DIE LINKE ist Bezugspunkt für viele Menschen, weil sie die einzige große Partei ist, die auf Bundesebene den Krieg in Afghanistan, Hartz IV und die Rente mit 67 ablehnt. Wenn man für die Positionen kämpfen will, muss sich die Partei mit dem Kapital und ihren Vertretern in den Parteien von CDU, SPD. FDP und Grünen anlegen, anstatt auf weitere Beteiligungen an Regierungen mit den prokapitalistischen Parteien SPD und Grüne zu setzen. Wir wollen keine LINKE als soziales Korrektiv zur SPD, sondern eine grundlegend andere Partei als die etablierten Parteien. Die Erfahrungen in den Regierungsbeteiligungen in Berlin und Brandenburg zeigen, dass dadurch nicht die SPD nach links gerückt ist, sondern die LINKE sich dem Sozialabbau der SPD angepasst hat. Wir lehnen daher Beteiligungen an oder die Tolerierung von Regierungen mit SPD und Grünen ab. Der Eintritt in eine Regierung ist für DIE LINKE nur dann sinnvoll, wenn sie damit zur Mobilisierung der lohnabhängigen Bevölkerungsmehrheit, zur Verbesserung ihrer Lage sowie zur Überwindung der kapitalistischen Macht- und Eigentumsverhältnisse beitragen kann.
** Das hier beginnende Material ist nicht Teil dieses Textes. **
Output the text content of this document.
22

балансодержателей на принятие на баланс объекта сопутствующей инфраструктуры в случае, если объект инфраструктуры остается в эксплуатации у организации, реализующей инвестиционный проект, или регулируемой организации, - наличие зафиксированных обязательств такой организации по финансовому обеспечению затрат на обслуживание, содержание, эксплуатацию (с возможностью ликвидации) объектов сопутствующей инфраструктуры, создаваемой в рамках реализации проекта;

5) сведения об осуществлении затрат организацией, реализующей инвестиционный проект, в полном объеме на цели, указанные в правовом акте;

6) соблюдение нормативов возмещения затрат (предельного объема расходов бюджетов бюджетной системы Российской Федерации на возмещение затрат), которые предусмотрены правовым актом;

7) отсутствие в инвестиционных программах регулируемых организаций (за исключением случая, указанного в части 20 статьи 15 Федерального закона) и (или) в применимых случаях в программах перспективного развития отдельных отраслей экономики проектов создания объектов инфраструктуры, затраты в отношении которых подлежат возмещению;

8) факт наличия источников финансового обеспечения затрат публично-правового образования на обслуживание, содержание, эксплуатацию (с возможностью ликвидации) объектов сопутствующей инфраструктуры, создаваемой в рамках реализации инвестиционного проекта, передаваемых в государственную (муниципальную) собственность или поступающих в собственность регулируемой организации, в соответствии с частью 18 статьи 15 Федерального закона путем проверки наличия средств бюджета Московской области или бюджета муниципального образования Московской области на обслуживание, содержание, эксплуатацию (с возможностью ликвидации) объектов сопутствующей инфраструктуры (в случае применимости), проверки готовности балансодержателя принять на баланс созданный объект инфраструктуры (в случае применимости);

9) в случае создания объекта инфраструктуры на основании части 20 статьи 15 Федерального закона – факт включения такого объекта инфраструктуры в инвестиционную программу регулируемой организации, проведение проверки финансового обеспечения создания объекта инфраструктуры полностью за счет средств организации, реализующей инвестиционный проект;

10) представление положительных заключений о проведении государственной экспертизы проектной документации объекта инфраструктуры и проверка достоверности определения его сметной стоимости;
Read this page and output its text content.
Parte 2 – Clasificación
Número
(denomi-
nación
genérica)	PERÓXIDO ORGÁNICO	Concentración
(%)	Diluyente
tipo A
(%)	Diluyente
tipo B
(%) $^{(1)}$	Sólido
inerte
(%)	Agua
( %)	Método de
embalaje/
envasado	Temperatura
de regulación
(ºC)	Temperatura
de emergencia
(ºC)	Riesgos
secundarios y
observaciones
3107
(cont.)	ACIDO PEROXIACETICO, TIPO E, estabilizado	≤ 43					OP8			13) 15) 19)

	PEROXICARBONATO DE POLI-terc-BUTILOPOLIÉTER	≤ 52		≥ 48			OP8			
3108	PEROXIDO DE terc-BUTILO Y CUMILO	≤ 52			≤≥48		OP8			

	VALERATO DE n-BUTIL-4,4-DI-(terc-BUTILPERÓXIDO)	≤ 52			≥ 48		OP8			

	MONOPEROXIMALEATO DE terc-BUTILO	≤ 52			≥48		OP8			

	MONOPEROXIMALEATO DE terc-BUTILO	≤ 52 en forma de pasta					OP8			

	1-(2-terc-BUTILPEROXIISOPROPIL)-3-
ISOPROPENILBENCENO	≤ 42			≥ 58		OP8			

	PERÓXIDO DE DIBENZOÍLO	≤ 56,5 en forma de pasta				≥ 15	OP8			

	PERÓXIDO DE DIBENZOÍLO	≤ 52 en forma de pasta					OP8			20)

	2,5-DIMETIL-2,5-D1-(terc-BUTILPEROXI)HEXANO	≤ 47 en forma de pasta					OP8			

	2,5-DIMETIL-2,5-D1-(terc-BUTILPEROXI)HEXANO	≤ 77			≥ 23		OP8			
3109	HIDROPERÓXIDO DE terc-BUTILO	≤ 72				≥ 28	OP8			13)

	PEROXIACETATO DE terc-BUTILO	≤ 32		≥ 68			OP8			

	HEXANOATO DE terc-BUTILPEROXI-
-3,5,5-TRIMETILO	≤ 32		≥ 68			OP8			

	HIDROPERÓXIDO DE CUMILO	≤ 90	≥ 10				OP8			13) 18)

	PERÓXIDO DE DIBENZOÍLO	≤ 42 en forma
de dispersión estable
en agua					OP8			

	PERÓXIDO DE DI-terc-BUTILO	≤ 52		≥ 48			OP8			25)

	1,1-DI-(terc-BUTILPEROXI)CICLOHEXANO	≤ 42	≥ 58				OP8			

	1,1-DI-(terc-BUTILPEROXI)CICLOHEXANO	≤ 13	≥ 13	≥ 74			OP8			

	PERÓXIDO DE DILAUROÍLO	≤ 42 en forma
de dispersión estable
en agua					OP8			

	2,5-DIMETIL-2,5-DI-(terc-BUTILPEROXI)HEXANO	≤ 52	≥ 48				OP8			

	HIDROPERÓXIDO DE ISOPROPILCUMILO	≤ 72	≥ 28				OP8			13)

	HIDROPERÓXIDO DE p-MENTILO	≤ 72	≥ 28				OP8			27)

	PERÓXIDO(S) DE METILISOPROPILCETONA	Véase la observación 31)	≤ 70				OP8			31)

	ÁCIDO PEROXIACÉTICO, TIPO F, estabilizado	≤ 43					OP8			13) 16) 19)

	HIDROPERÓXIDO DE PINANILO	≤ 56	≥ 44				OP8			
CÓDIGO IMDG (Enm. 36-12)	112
Wir stehen für eine Partei, die den Sozialismus nicht nur auf dem Papier einfordert, sondern sich als sozialistische Kraft präsentiert und eine Brücke schlägt von den Kämpfen gegen Schwarz-Gelb, für den sofortigen Ausstieg aus der Atomenergie, gegen Sozialabbau und lokalen Auseinandersetzungen zur Notwendigkeit einer sozialistischen Gesellschaft. Die Umfragen zeigen eine große Offenheit für Alternativen zu diesem System. Immer mehr Menschen verstehen, dass der Kapitalismus nur im Interesse einer Minderheit ist, die ihre Profite steigern will. DIE LINKE muss unmissverständlich deutlich machen, dass sie den Stalinismus ablehnt und für eine sozialistische Demokratie eintritt.
Nächste Schritte in MV
Um einen Schritt in diese Richtung zu unternehmen, schlagen wir Basistreffen in den Orten vor, um eine breite Diskussion -die nicht von den hauptamtlichen Funktionären dominiert wird- zu gewährleisten. Aus Sicht der Linken in der Partei ist es nötig, jetzt die Chance zu sehen, eine Opposition aufzubauen. Am Anfang muss eine grundlegende, programmatische Debatte stehen und es müssen Strukuren aufgebaut werden um der Parteispitze Paroli bieten zu können. Zudem sollte jetzt besprochen werden, wie der Wahlkampf dafür genutzt werden kann, deutlich zu machen, wie kämpferische, sozialistische Politik aussehen kann.